Parliamo dei fatti criminali delle prime due settimane di quest'anno a Milano. Secondo lei i giornali hanno creato un ingiustificato allarmismo contro gli immigrati per ciò che riguarda la criminalità e la microcriminalità?

Non credo sia vero che i giornali si siano occupati in questi ultimi tempi di cronaca nera con una attenzione che non avevano avuto in passato. Se per cronaca nera vi riferite al singolo delitto, è un genere trattato da sempre, che fa tutt’uno con la storia del giornalismo popolare. Se invece vi riferite ai fenomeni sociali di criminalità diffusa, non credo sia tutto frutto del potere di agenda dei giornali. La verità è che un fenomeno veramente nuovo esiste: le statistiche possono accertare che il numero di episodi di cronaca nera non è radicalmente cambiato rispetto a 15-20 anni fa. Ma di certo è mutata la qualità dal delitto. Il delitto compiuto da un immigrato, magari clandestino, è un fatto socialmente nuovo. La difficoltà per un paese nasce quando si trova a dover convivere con sacche di criminalità endogena, per giunta non controllata. Questa è una novità e mi sembra normale che i giornali se ne occupino con grande rilevo.

 

Ma da come sono state presentate le notizie è sembrato che il nostro Paese si fosse trovato a dover fronteggiare il problema dell’immigrazione e della criminalità ad essa collegata per la prima volta.

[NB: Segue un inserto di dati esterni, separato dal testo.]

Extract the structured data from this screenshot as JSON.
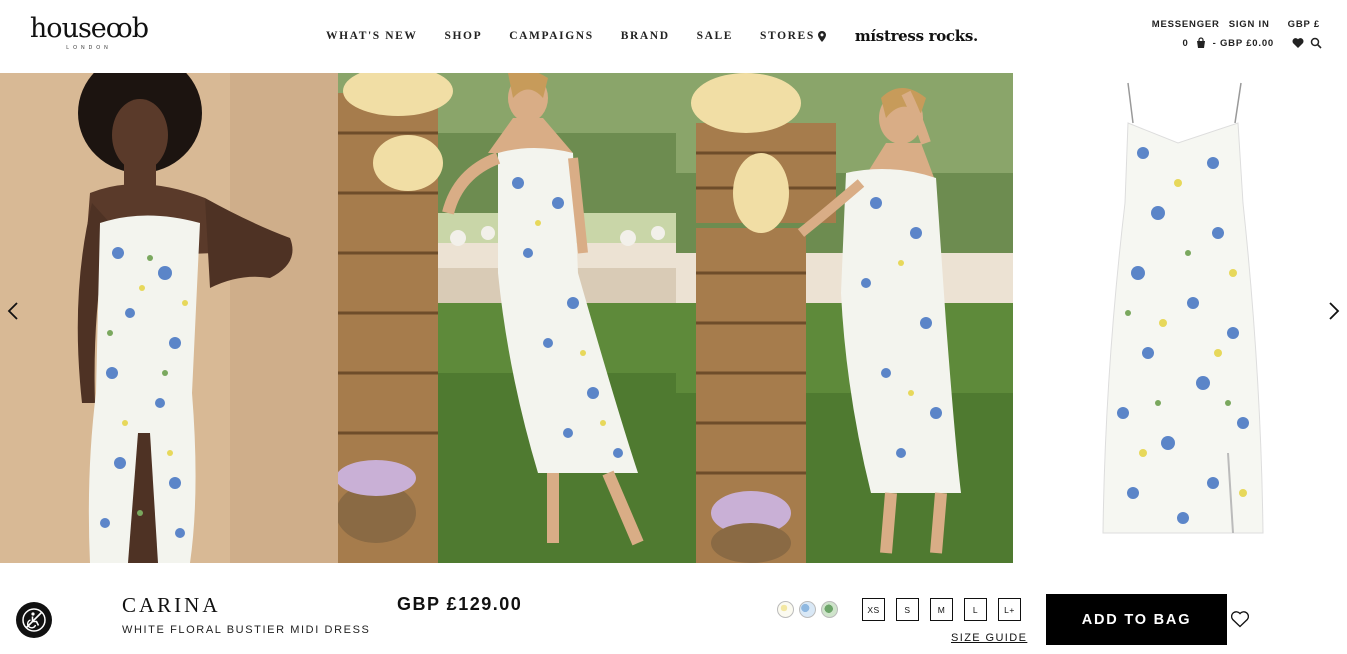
{
  "brand": {
    "logo_text": "house of cb",
    "logo_mark": "houseꝏb",
    "logo_sub": "LONDON"
  },
  "nav": {
    "items": [
      "WHAT'S NEW",
      "SHOP",
      "CAMPAIGNS",
      "BRAND",
      "SALE",
      "STORES"
    ],
    "stores_icon": "map-pin-icon",
    "campaign_link": "místress rocks."
  },
  "utility": {
    "messenger": "MESSENGER",
    "sign_in": "SIGN IN",
    "currency": "GBP £",
    "bag_count": "0",
    "bag_total": "- GBP £0.00",
    "icons": [
      "bag-icon",
      "heart-icon",
      "search-icon"
    ]
  },
  "gallery": {
    "images": [
      "model-front-studio",
      "model-crates-garden",
      "model-crates-arranging",
      "dress-flatlay"
    ],
    "prev_icon": "chevron-left-icon",
    "next_icon": "chevron-right-icon"
  },
  "product": {
    "name": "CARINA",
    "subtitle": "WHITE FLORAL BUSTIER MIDI DRESS",
    "price": "GBP £129.00",
    "swatches": [
      "yellow-floral",
      "blue-floral",
      "green-floral"
    ],
    "sizes": [
      "XS",
      "S",
      "M",
      "L",
      "L+"
    ],
    "size_guide": "SIZE GUIDE",
    "add_to_bag": "ADD TO BAG"
  },
  "colors": {
    "accent": "#000000",
    "background": "#ffffff"
  }
}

E’ evidente che non è così. Indubbiamente l’Italia è un Paese che conosce da tempo quali sono le zone del territorio controllate da forme di criminalità organizzata: non deve sorprendere che in una zona della Campania la gente tolleri di più l’esistenza della camorra che non una banda di albanesi. Il problema è che esiste un livello di tollerabilità sociale dei fenomeni oltre il quale l’opinione pubblica percepisce il subire un’ingiustizia.

 

Ma paradossalmente sono meno tolleranti i cittadini di Milano che non quelli della Calabria. Basti pensare alle manifestazioni e agli slogan "tolleranza zero".

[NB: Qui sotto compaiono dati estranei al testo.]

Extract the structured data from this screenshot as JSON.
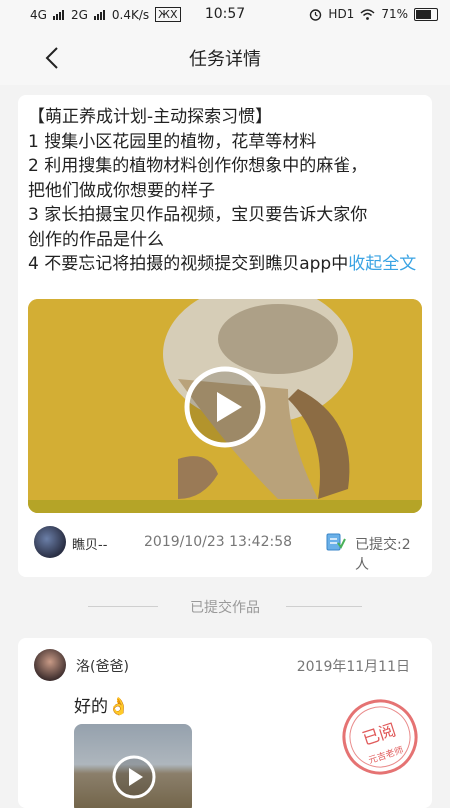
{
  "status_bar": {
    "network1": "4G",
    "network2": "2G",
    "speed": "0.4K/s",
    "extra": "Х",
    "time": "10:57",
    "hd": "HD1",
    "battery": "71%"
  },
  "nav": {
    "title": "任务详情"
  },
  "task": {
    "lines": [
      "【萌正养成计划-主动探索习惯】",
      "1  搜集小区花园里的植物，花草等材料",
      "2 利用搜集的植物材料创作你想象中的麻雀，",
      "把他们做成你想要的样子",
      "3 家长拍摄宝贝作品视频，宝贝要告诉大家你",
      "创作的作品是什么",
      "4 不要忘记将拍摄的视频提交到瞧贝app中"
    ],
    "collapse_label": "收起全文",
    "author": "瞧贝--",
    "time": "2019/10/23 13:42:58",
    "submitted": "已提交:2人"
  },
  "divider": {
    "label": "已提交作品"
  },
  "submission": {
    "user": "洛(爸爸)",
    "date": "2019年11月11日",
    "message": "好的",
    "message_emoji": "👌",
    "stamp_text": "已阅",
    "stamp_sub": "元吉老师"
  },
  "colors": {
    "accent": "#3aa3e3",
    "stamp": "#e05a5a"
  }
}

Ma "tolleranza zero" non è uno slogan riferito agli immigrati, almeno nelle sue origini: è un’idea di fronteggiare la criminalità non tollerando neanche la più piccola deroga alle regole. Cioè partire dal piccolo teppistello che rompe una finestra per restaurare un clima di convivenza sociale. Il fatto che le zone più ricche del Paese reagiscano con maggiore fastidio, è comprensibile perché è lì che il contrasto è più stridente.

 

Quindi non si può parlare di una vera e propria tendenza alla spettacolarizzazione: non è questo il caso in cui le notizie vengono eccessivamente gonfiate o distorte .

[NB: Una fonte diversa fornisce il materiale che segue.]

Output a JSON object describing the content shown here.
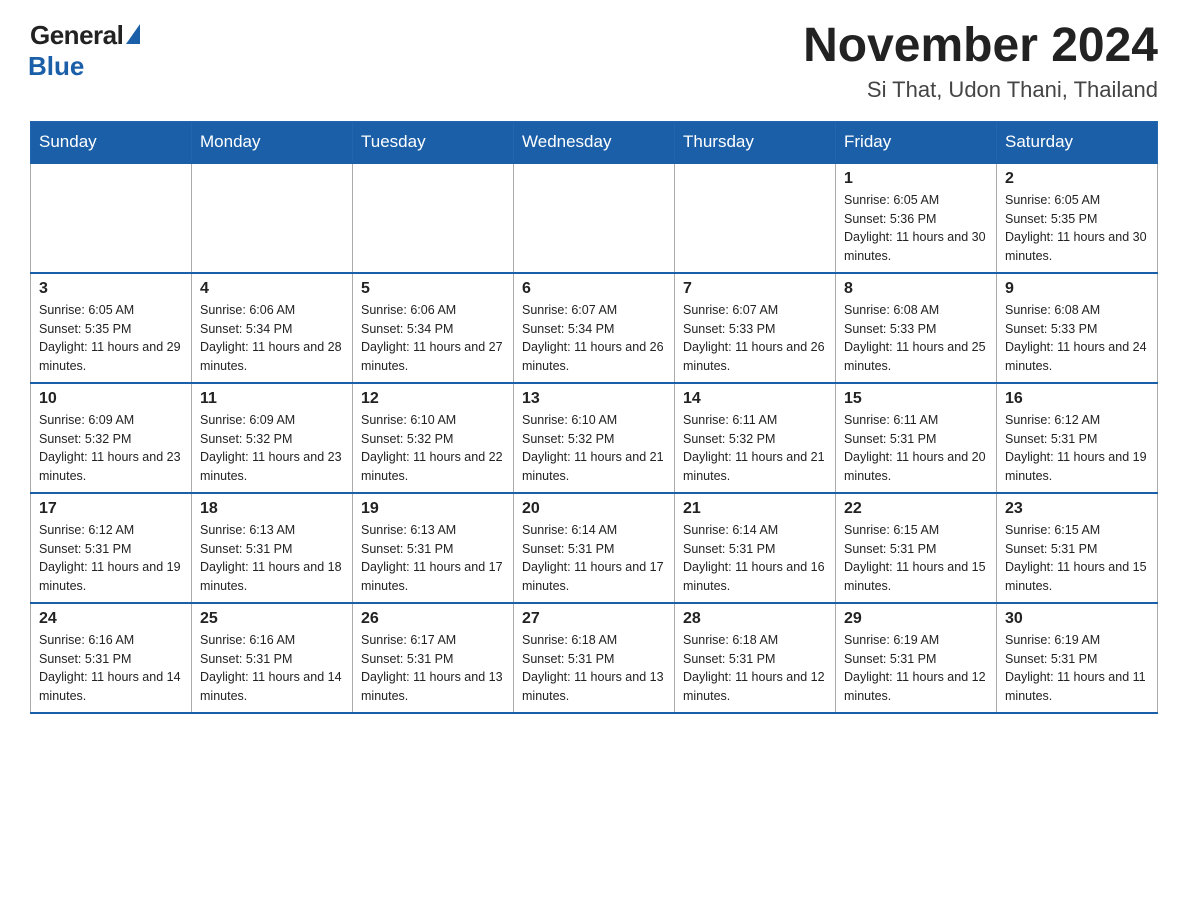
{
  "header": {
    "logo_general": "General",
    "logo_blue": "Blue",
    "month_year": "November 2024",
    "location": "Si That, Udon Thani, Thailand"
  },
  "weekdays": [
    "Sunday",
    "Monday",
    "Tuesday",
    "Wednesday",
    "Thursday",
    "Friday",
    "Saturday"
  ],
  "rows": [
    [
      {
        "day": "",
        "sunrise": "",
        "sunset": "",
        "daylight": ""
      },
      {
        "day": "",
        "sunrise": "",
        "sunset": "",
        "daylight": ""
      },
      {
        "day": "",
        "sunrise": "",
        "sunset": "",
        "daylight": ""
      },
      {
        "day": "",
        "sunrise": "",
        "sunset": "",
        "daylight": ""
      },
      {
        "day": "",
        "sunrise": "",
        "sunset": "",
        "daylight": ""
      },
      {
        "day": "1",
        "sunrise": "Sunrise: 6:05 AM",
        "sunset": "Sunset: 5:36 PM",
        "daylight": "Daylight: 11 hours and 30 minutes."
      },
      {
        "day": "2",
        "sunrise": "Sunrise: 6:05 AM",
        "sunset": "Sunset: 5:35 PM",
        "daylight": "Daylight: 11 hours and 30 minutes."
      }
    ],
    [
      {
        "day": "3",
        "sunrise": "Sunrise: 6:05 AM",
        "sunset": "Sunset: 5:35 PM",
        "daylight": "Daylight: 11 hours and 29 minutes."
      },
      {
        "day": "4",
        "sunrise": "Sunrise: 6:06 AM",
        "sunset": "Sunset: 5:34 PM",
        "daylight": "Daylight: 11 hours and 28 minutes."
      },
      {
        "day": "5",
        "sunrise": "Sunrise: 6:06 AM",
        "sunset": "Sunset: 5:34 PM",
        "daylight": "Daylight: 11 hours and 27 minutes."
      },
      {
        "day": "6",
        "sunrise": "Sunrise: 6:07 AM",
        "sunset": "Sunset: 5:34 PM",
        "daylight": "Daylight: 11 hours and 26 minutes."
      },
      {
        "day": "7",
        "sunrise": "Sunrise: 6:07 AM",
        "sunset": "Sunset: 5:33 PM",
        "daylight": "Daylight: 11 hours and 26 minutes."
      },
      {
        "day": "8",
        "sunrise": "Sunrise: 6:08 AM",
        "sunset": "Sunset: 5:33 PM",
        "daylight": "Daylight: 11 hours and 25 minutes."
      },
      {
        "day": "9",
        "sunrise": "Sunrise: 6:08 AM",
        "sunset": "Sunset: 5:33 PM",
        "daylight": "Daylight: 11 hours and 24 minutes."
      }
    ],
    [
      {
        "day": "10",
        "sunrise": "Sunrise: 6:09 AM",
        "sunset": "Sunset: 5:32 PM",
        "daylight": "Daylight: 11 hours and 23 minutes."
      },
      {
        "day": "11",
        "sunrise": "Sunrise: 6:09 AM",
        "sunset": "Sunset: 5:32 PM",
        "daylight": "Daylight: 11 hours and 23 minutes."
      },
      {
        "day": "12",
        "sunrise": "Sunrise: 6:10 AM",
        "sunset": "Sunset: 5:32 PM",
        "daylight": "Daylight: 11 hours and 22 minutes."
      },
      {
        "day": "13",
        "sunrise": "Sunrise: 6:10 AM",
        "sunset": "Sunset: 5:32 PM",
        "daylight": "Daylight: 11 hours and 21 minutes."
      },
      {
        "day": "14",
        "sunrise": "Sunrise: 6:11 AM",
        "sunset": "Sunset: 5:32 PM",
        "daylight": "Daylight: 11 hours and 21 minutes."
      },
      {
        "day": "15",
        "sunrise": "Sunrise: 6:11 AM",
        "sunset": "Sunset: 5:31 PM",
        "daylight": "Daylight: 11 hours and 20 minutes."
      },
      {
        "day": "16",
        "sunrise": "Sunrise: 6:12 AM",
        "sunset": "Sunset: 5:31 PM",
        "daylight": "Daylight: 11 hours and 19 minutes."
      }
    ],
    [
      {
        "day": "17",
        "sunrise": "Sunrise: 6:12 AM",
        "sunset": "Sunset: 5:31 PM",
        "daylight": "Daylight: 11 hours and 19 minutes."
      },
      {
        "day": "18",
        "sunrise": "Sunrise: 6:13 AM",
        "sunset": "Sunset: 5:31 PM",
        "daylight": "Daylight: 11 hours and 18 minutes."
      },
      {
        "day": "19",
        "sunrise": "Sunrise: 6:13 AM",
        "sunset": "Sunset: 5:31 PM",
        "daylight": "Daylight: 11 hours and 17 minutes."
      },
      {
        "day": "20",
        "sunrise": "Sunrise: 6:14 AM",
        "sunset": "Sunset: 5:31 PM",
        "daylight": "Daylight: 11 hours and 17 minutes."
      },
      {
        "day": "21",
        "sunrise": "Sunrise: 6:14 AM",
        "sunset": "Sunset: 5:31 PM",
        "daylight": "Daylight: 11 hours and 16 minutes."
      },
      {
        "day": "22",
        "sunrise": "Sunrise: 6:15 AM",
        "sunset": "Sunset: 5:31 PM",
        "daylight": "Daylight: 11 hours and 15 minutes."
      },
      {
        "day": "23",
        "sunrise": "Sunrise: 6:15 AM",
        "sunset": "Sunset: 5:31 PM",
        "daylight": "Daylight: 11 hours and 15 minutes."
      }
    ],
    [
      {
        "day": "24",
        "sunrise": "Sunrise: 6:16 AM",
        "sunset": "Sunset: 5:31 PM",
        "daylight": "Daylight: 11 hours and 14 minutes."
      },
      {
        "day": "25",
        "sunrise": "Sunrise: 6:16 AM",
        "sunset": "Sunset: 5:31 PM",
        "daylight": "Daylight: 11 hours and 14 minutes."
      },
      {
        "day": "26",
        "sunrise": "Sunrise: 6:17 AM",
        "sunset": "Sunset: 5:31 PM",
        "daylight": "Daylight: 11 hours and 13 minutes."
      },
      {
        "day": "27",
        "sunrise": "Sunrise: 6:18 AM",
        "sunset": "Sunset: 5:31 PM",
        "daylight": "Daylight: 11 hours and 13 minutes."
      },
      {
        "day": "28",
        "sunrise": "Sunrise: 6:18 AM",
        "sunset": "Sunset: 5:31 PM",
        "daylight": "Daylight: 11 hours and 12 minutes."
      },
      {
        "day": "29",
        "sunrise": "Sunrise: 6:19 AM",
        "sunset": "Sunset: 5:31 PM",
        "daylight": "Daylight: 11 hours and 12 minutes."
      },
      {
        "day": "30",
        "sunrise": "Sunrise: 6:19 AM",
        "sunset": "Sunset: 5:31 PM",
        "daylight": "Daylight: 11 hours and 11 minutes."
      }
    ]
  ]
}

Io non dico che non ci siano distorsioni o esagerazioni, lungi da me! E’ ovvio che la stampa tende a scegliere la via più facile nel presentare i fatti. Ma i giornali comunque corrispondono a quello che avvertono che il loro pubblico sente e gradisce. Cioè il fenomeno di allarme sulla microcriminalità è un fenomeno reale e le enfatizzazioni dei giornali fondano comunque su un humus condiviso dalla popolazione. Non è seplicemente una mattana dei giornali che cercano solo di spettacolarizzare: certo la spettacolarizione c’è, ma poggia su un fenomeno esistente, quale è appunto l’allarme sociale. Voglio solo dire che se la tendenza alla spettacolarizzazione fosse campata in aria, cioè non corrispondente ad un allarme sociale reale, i giornali avrebbero già smesso, perché i lettori avrebbero segnalato il loro disappunto per questa linea.

 

Ci sono differenze nel modo di affrontare temi legati alla criminalità fra il giornalismo italiano e quello giornalismo inglese?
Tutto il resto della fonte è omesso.